SAN FRANCISCO — One man was killed and another was wounded in a shooting on a packed subway train in San Francisco Wednesday morning, police said.
“There was an altercation between folks who may have known each other inside the subway before it stopped in Castro,” said Supervisor Rafael Mandelman, who represents the Castro District. Mandelman said that while the person who was killed appeared to be part of the altercation, the second man who was shot and wounded is believed to have been an innocent bystander.

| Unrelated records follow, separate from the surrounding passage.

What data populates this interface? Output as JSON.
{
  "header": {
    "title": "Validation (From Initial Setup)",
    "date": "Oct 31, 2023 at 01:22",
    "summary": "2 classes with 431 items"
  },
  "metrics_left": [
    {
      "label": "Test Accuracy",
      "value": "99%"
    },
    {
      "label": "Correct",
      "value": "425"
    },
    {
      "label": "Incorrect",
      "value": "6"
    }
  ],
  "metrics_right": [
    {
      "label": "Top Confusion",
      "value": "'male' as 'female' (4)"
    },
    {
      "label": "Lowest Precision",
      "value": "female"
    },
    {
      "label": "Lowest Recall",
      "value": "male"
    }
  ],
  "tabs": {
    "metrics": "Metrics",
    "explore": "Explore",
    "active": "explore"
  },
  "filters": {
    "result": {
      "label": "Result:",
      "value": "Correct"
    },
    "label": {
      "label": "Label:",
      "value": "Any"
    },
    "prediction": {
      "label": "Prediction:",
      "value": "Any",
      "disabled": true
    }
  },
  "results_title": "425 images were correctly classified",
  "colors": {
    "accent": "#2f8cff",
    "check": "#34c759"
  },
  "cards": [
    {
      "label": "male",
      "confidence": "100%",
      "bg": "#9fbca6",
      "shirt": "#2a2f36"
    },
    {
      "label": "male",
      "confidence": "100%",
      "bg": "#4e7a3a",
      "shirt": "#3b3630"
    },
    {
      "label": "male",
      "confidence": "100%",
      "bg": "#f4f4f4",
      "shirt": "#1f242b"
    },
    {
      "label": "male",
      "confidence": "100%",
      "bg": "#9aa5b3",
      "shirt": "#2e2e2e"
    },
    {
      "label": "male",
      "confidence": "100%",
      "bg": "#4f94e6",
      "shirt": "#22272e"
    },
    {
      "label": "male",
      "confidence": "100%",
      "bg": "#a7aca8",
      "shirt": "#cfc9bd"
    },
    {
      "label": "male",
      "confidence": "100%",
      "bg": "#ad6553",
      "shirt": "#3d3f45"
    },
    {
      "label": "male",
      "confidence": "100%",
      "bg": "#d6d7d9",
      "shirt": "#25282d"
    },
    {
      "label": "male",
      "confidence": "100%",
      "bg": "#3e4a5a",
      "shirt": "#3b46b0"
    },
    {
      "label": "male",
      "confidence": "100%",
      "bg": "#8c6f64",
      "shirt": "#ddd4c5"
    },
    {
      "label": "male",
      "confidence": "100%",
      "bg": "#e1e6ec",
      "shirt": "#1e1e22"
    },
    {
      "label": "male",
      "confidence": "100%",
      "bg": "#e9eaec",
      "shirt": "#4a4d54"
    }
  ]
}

San Francisco police spokeswoman Officer Kathryn Winters said Wednesday’s shooting is believed to have been the first ever on a train with the San Francisco Municipal Transportation Agency — also known as Muni. The agency operates most public transportation in the city, including trains, buses, streetcars and San Francisco’s iconic cable cars.
The shooting happened around 10 a.m. on a Muni train traveling between the Forest Hill and Castro stations.
“When the train stopped, the perpetrator ran out, along with all of the people on the packed train,” said Supervisor Myrna Melgar, who represents the Forest Hill neighborhood.
Police were looking for a man described only as wearing dark clothes and a dark hooded jacket. Winters said all Muni trains and subway stations have cameras, and police were reviewing the footage.
The station where the suspect ran out is at the heart of San Francisco’s famous Castro neighborhood, which is internationally known for its LGBTQ activism. The shooting comes just four days before San Francisco’s Pride parade, which typically draws thousands of people from around the world, and people are on edge amid a wave of threats to the LGBTQ community.
Winters said the shooting doesn’t appear to have targeted the LGBTQ community or to be connected to the weekend’s upcoming Pride events.
“The San Francisco Police Department as we enter Pride weekend is going to be staffed to ensure safety at all of our events throughout the weekend … to make sure that everyone is safe and has an enjoyable Pride,” Winters said.
Subway service was suspended indefinitely in the area as police gathered evidence and passengers were being shuttled on buses between Muni stations.
Danny Tran, a sales associate at Knob, a clothing store across the street from the Muni station, said it was “alarming” to hear of a shooting inside the city’s subway system.
“You don’t expect to go in and have a shooting in front of your workplace,” he said.